Last September, Vance was criticized by the Republican governor of Ohio, who pointed out that Haitian immigrants were in fact decent people fleeing violence. Even though Trump and Vance were causing people to irrationally fear and distrust their Haitian neighbors, and their policies would send Haitian migrants back to face poverty and violence, neither Trump nor Vance showed the slightest contrition for pushing horrible bigoted lies.
Apologies are simply unknown in MAGA morality, as we learned recently when Elon Musk’s “Department of Government Efficiency” (not an actual government department, but mainly a group of 20-year-old internet trolls who follow Musk from agency to agency destroying the infrastructure of government) briefly fired a staff member over a history of racist internet posts. “I was racist before it was cool,” he had written, encouraging people to “Normalize Indian hate.” But J.D. Vance, whose wife is Indian American, said that the firing was unfair, because the staffer deserved “grace” and he didn’t “think stupid social media activity should ruin a kid’s life.” (The staffer in question was a 25-year-old adult in a high-ranking government position, and the posting was from last year, so he was not a “kid” by any reasonable definition of the word.) Interestingly, when Indian American congressman Ro Khanna asked if Vance would at least demand the staffer apologize, Vance issued an indignant reply on Twitter (“X”), saying that this was “emotional blackmail.” In other words, even when you’ve done something plainly morally wrong, you shouldn’t have to apologize for it in order to be forgiven. “Grace” is extended automatically to young racist Musk supporters (not to Haitians fleeing poverty). That is the Trump philosophy in a nutshell: do what you like, no matter who you hurt, and never apologize.
I think a lot about the kind of world that Trump, Musk, and Vance are building. These men are hugely visible, there’s a whole generation that will grow up seeing them at the pinnacle of power and social prestige. What lessons do they impart? Well, chiefly: be cruel, be lawless, be selfish, tell lies, make money, fuck the rest of the world. They also seem to revel in their own ignorance. Vance recently gave a speech waving away AI safety concerns (we can’t think about such trivialities if we want to beat China), despite showing no apparent familiarity with the very serious dangers that AI presents. Musk doesn’t even realize what he’s cutting off funding for and is happy to spread brazen falsehoods about the important federal institutions he’s destroying. These men seem to entirely lack conscience or compassion, which is one reason they horrify Pope Francis.

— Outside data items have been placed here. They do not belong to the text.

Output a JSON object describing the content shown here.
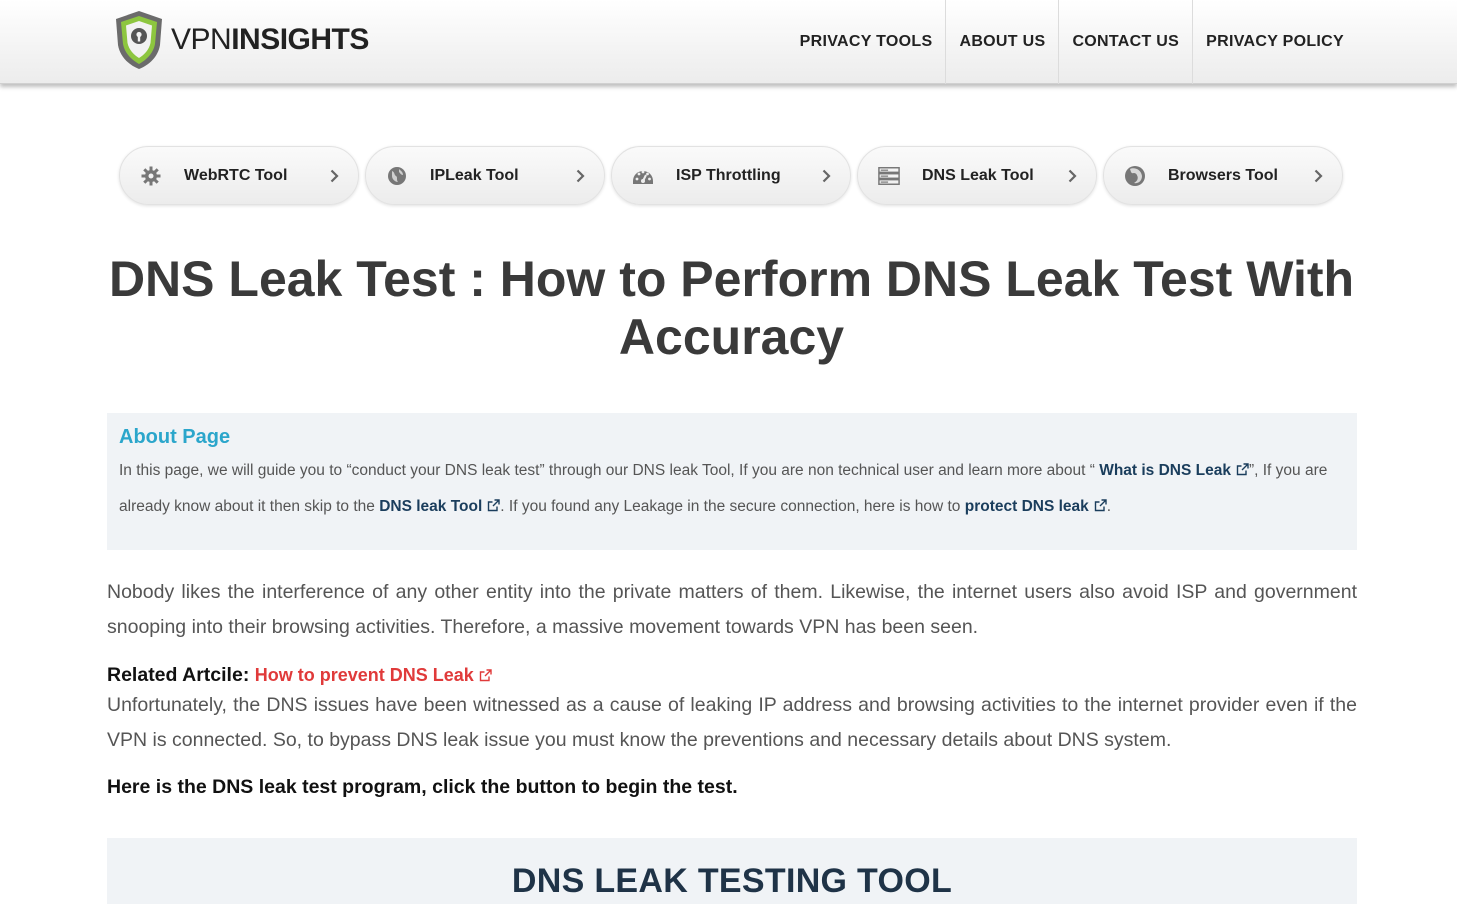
{
  "header": {
    "logo": {
      "prefix": "VPN",
      "suffix": "INSIGHTS"
    },
    "nav": [
      {
        "label": "PRIVACY TOOLS"
      },
      {
        "label": "ABOUT US"
      },
      {
        "label": "CONTACT US"
      },
      {
        "label": "PRIVACY POLICY"
      }
    ]
  },
  "tools": [
    {
      "label": "WebRTC Tool",
      "icon": "gear-icon"
    },
    {
      "label": "IPLeak Tool",
      "icon": "globe-icon"
    },
    {
      "label": "ISP Throttling",
      "icon": "speedometer-icon"
    },
    {
      "label": "DNS Leak Tool",
      "icon": "server-icon"
    },
    {
      "label": "Browsers Tool",
      "icon": "firefox-icon"
    }
  ],
  "title": "DNS Leak Test : How to Perform DNS Leak Test With Accuracy",
  "about": {
    "heading": "About Page",
    "text1": "In this page, we will guide you to “conduct your DNS leak test” through our DNS leak Tool, If you are non technical user and learn more about “ ",
    "link1": "What is DNS Leak",
    "text2": "”, If you are already know about it then skip to the ",
    "link2": "DNS leak Tool",
    "text3": ". If you found any Leakage in the secure connection, here is how to ",
    "link3": "protect DNS leak",
    "text4": "."
  },
  "body": {
    "p1": "Nobody likes the interference of any other entity into the private matters of them. Likewise, the internet users also avoid ISP and government snooping into their browsing activities. Therefore, a massive movement towards VPN has been seen.",
    "related_label": "Related Artcile:",
    "related_link": "How to prevent DNS Leak",
    "p2": "Unfortunately, the DNS issues have been witnessed as a cause of leaking IP address and browsing activities to the internet provider even if the VPN is connected. So, to bypass DNS leak issue you must know the preventions and necessary details about DNS system.",
    "cta": "Here is the DNS leak test program, click the button to begin the test."
  },
  "toolbox": {
    "title": "DNS LEAK TESTING TOOL"
  },
  "colors": {
    "accent": "#2ba6cb",
    "link": "#1a3d5c",
    "related_link": "#e03a3a",
    "box_bg": "#f0f3f6"
  }
}
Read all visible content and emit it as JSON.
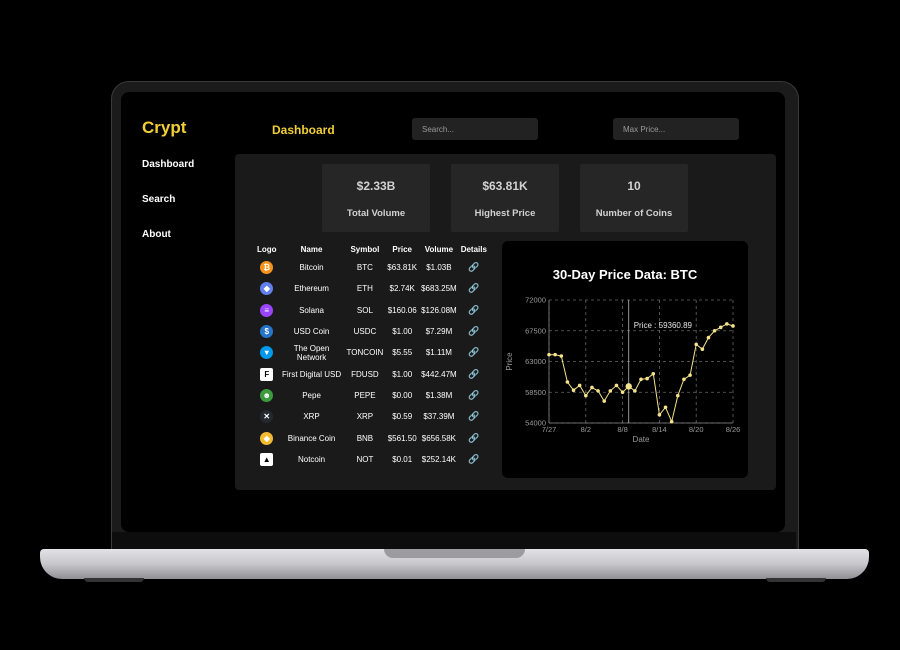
{
  "app": {
    "brand": "Crypt",
    "page_title": "Dashboard"
  },
  "sidebar": {
    "items": [
      {
        "label": "Dashboard"
      },
      {
        "label": "Search"
      },
      {
        "label": "About"
      }
    ]
  },
  "search": {
    "placeholder": "Search...",
    "max_price_placeholder": "Max Price..."
  },
  "stats": [
    {
      "value": "$2.33B",
      "label": "Total Volume"
    },
    {
      "value": "$63.81K",
      "label": "Highest Price"
    },
    {
      "value": "10",
      "label": "Number of Coins"
    }
  ],
  "table": {
    "headers": [
      "Logo",
      "Name",
      "Symbol",
      "Price",
      "Volume",
      "Details"
    ],
    "rows": [
      {
        "icon": "bitcoin-icon",
        "color": "#f7931a",
        "glyph": "₿",
        "name": "Bitcoin",
        "symbol": "BTC",
        "price": "$63.81K",
        "volume": "$1.03B"
      },
      {
        "icon": "ethereum-icon",
        "color": "#627eea",
        "glyph": "◆",
        "name": "Ethereum",
        "symbol": "ETH",
        "price": "$2.74K",
        "volume": "$683.25M"
      },
      {
        "icon": "solana-icon",
        "color": "#9945ff",
        "glyph": "≡",
        "name": "Solana",
        "symbol": "SOL",
        "price": "$160.06",
        "volume": "$126.08M"
      },
      {
        "icon": "usd-coin-icon",
        "color": "#2775ca",
        "glyph": "$",
        "name": "USD Coin",
        "symbol": "USDC",
        "price": "$1.00",
        "volume": "$7.29M"
      },
      {
        "icon": "toncoin-icon",
        "color": "#0098ea",
        "glyph": "▾",
        "name": "The Open Network",
        "symbol": "TONCOIN",
        "price": "$5.55",
        "volume": "$1.11M"
      },
      {
        "icon": "fdusd-icon",
        "color": "#ffffff",
        "glyph": "F",
        "name": "First Digital USD",
        "symbol": "FDUSD",
        "price": "$1.00",
        "volume": "$442.47M"
      },
      {
        "icon": "pepe-icon",
        "color": "#3d9a3d",
        "glyph": "☻",
        "name": "Pepe",
        "symbol": "PEPE",
        "price": "$0.00",
        "volume": "$1.38M"
      },
      {
        "icon": "xrp-icon",
        "color": "#23292f",
        "glyph": "✕",
        "name": "XRP",
        "symbol": "XRP",
        "price": "$0.59",
        "volume": "$37.39M"
      },
      {
        "icon": "binance-coin-icon",
        "color": "#f3ba2f",
        "glyph": "◆",
        "name": "Binance Coin",
        "symbol": "BNB",
        "price": "$561.50",
        "volume": "$656.58K"
      },
      {
        "icon": "notcoin-icon",
        "color": "#ffffff",
        "glyph": "▲",
        "name": "Notcoin",
        "symbol": "NOT",
        "price": "$0.01",
        "volume": "$252.14K"
      }
    ],
    "details_icon": "link-icon"
  },
  "chart_data": {
    "type": "line",
    "title": "30-Day Price Data: BTC",
    "xlabel": "Date",
    "ylabel": "Price",
    "ylim": [
      54000,
      72000
    ],
    "yticks": [
      "72000",
      "67500",
      "63000",
      "58500",
      "54000"
    ],
    "xticks": [
      "7/27",
      "8/2",
      "8/8",
      "8/14",
      "8/20",
      "8/26"
    ],
    "x": [
      "7/27",
      "7/28",
      "7/29",
      "7/30",
      "7/31",
      "8/1",
      "8/2",
      "8/3",
      "8/4",
      "8/5",
      "8/6",
      "8/7",
      "8/8",
      "8/9",
      "8/10",
      "8/11",
      "8/12",
      "8/13",
      "8/14",
      "8/15",
      "8/16",
      "8/17",
      "8/18",
      "8/19",
      "8/20",
      "8/21",
      "8/22",
      "8/23",
      "8/24",
      "8/25",
      "8/26"
    ],
    "values": [
      64000,
      64000,
      63800,
      60000,
      58800,
      59500,
      58000,
      59200,
      58700,
      57200,
      58700,
      59500,
      58500,
      59360.89,
      58700,
      60400,
      60500,
      61200,
      55200,
      56300,
      54200,
      58000,
      60400,
      61000,
      65500,
      64800,
      66500,
      67500,
      68000,
      68500,
      68200
    ],
    "tooltip": "Price : 59360.89",
    "grid": true,
    "line_color": "#f5e28a"
  }
}
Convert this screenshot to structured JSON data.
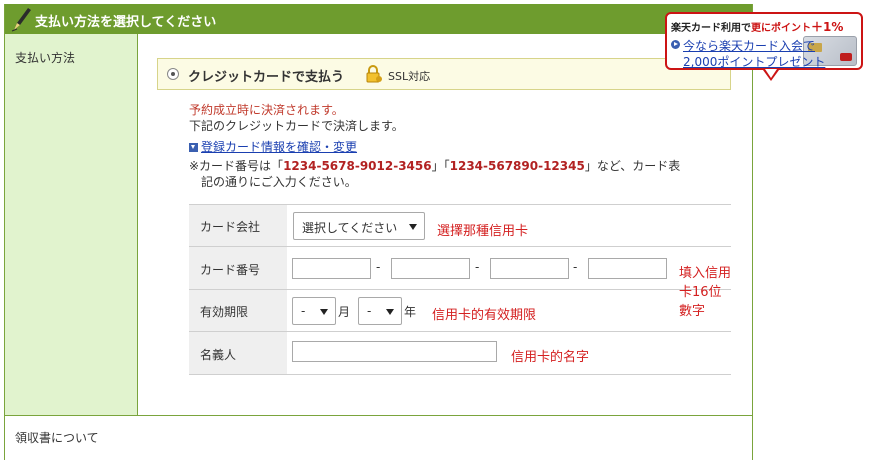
{
  "header": {
    "title": "支払い方法を選択してください"
  },
  "sidebar": {
    "payment_label": "支払い方法"
  },
  "payment_option": {
    "title": "クレジットカードで支払う",
    "ssl": "SSL対応",
    "selected": true
  },
  "messages": {
    "red_notice": "予約成立時に決済されます。",
    "line1": "下記のクレジットカードで決済します。",
    "link": "登録カード情報を確認・変更",
    "note_prefix": "※カード番号は「",
    "example1": "1234-5678-9012-3456",
    "note_mid": "」「",
    "example2": "1234-567890-12345",
    "note_suffix": "」など、カード表",
    "note_line2": "記の通りにご入力ください。"
  },
  "form": {
    "card_company": {
      "label": "カード会社",
      "value": "選択してください",
      "annotation": "選擇那種信用卡"
    },
    "card_number": {
      "label": "カード番号",
      "separator": "-",
      "annotation": "填入信用卡16位數字"
    },
    "expiry": {
      "label": "有効期限",
      "month_value": "-",
      "month_unit": "月",
      "year_value": "-",
      "year_unit": "年",
      "annotation": "信用卡的有效期限"
    },
    "holder": {
      "label": "名義人",
      "annotation": "信用卡的名字"
    }
  },
  "receipt": {
    "label": "領収書について"
  },
  "promo": {
    "headline_1": "楽天カード利用で",
    "headline_2": "更にポイント",
    "headline_3": "＋1%",
    "link_1": "今なら楽天カード入会で",
    "link_2": "2,000ポイントプレゼント"
  },
  "colors": {
    "header_green": "#6e9c2e",
    "sidebar_green": "#e1f3ce",
    "annotation_red": "#d42020",
    "promo_red": "#cc1414"
  }
}
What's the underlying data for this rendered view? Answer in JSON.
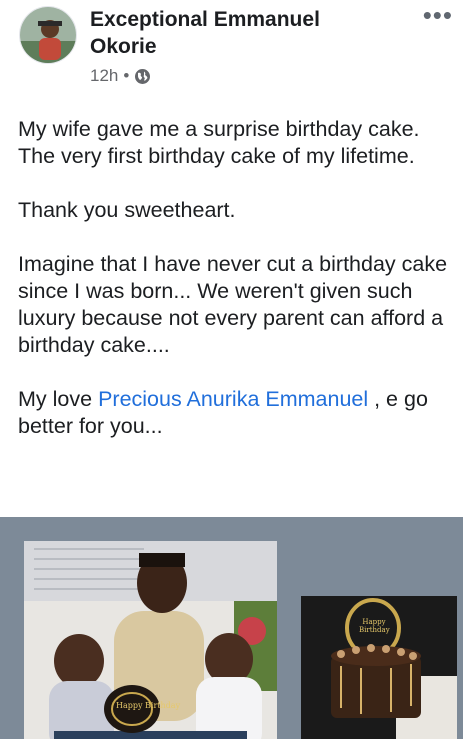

The MAGA politicians in power are now almost all climate change deniers, and they’re trying to purge any mention of the most serious catastrophe facing humankind. They are pushing an ethnic cleansing plan for Palestine. They are destroying the apparatus that protects consumers from predatory corporate behavior. And they are fostering a culture in which sexual abusers, outright bigots, fraudsters, and corrupt public officials are rewarded, not punished, for their behavior. Trump does not use his platform to tell Americans to care about one another, but rather to encourage a bloodthirsty, arrogant, ignorant machismo. I worry that he is planting seeds that will sprout in 10, 20, or 30 years, even should we make it through his second term. And I fear the kind of world that will be built by people like this, those who are incapable of self-criticism and who think of themselves as being in a “crusade” against forces they do not in the least understand but know that they fear and despise.
I am probably going to be writing a lot of articles with this general theme over the next four years, but I learned from Bernie Sanders that it’s important to be a broken record on things that matter. We must expose the plutocrats for who they are, and we must build an alternative, one that does not offer fake populism but authentic social democracy. I am going to say this over and over again until I am out of breath (or rather, since I am a writer, until my fingers get numb). We do not have to live in a world ruled by malicious idiots like Trump, Musk, and Vance (actually Vance may not be an idiot, just malicious). We can come together and build a humanistic, solidaristic movement for something better. People are starting to get it. Just today I talked to a friend who has sprung into political action and is now trying to organize friends and family to pressure Congress to stop the right-wing agenda. (Without external pressure, it’s clear that feckless Democrats will do nothing except whine that they have no power, or in Chuck Schumer’s words, lie down on the tracks so they can be run over by the Trump Train.) I would remind every reader of this magazine that the expression “be the change you wish to see in the world” is not just a cliche, it is a genuine demand. If you do not like what is happening, you must—we must—act, to the best of our capacities. Those capacities vary (I have spoken to people who fear deportation should they become politically active) but everyone can do something. The MAGA agenda is unpopular and is likely to alienate and anger huge swaths of the American public. The task now is to get people to feel that they can, and must, resist.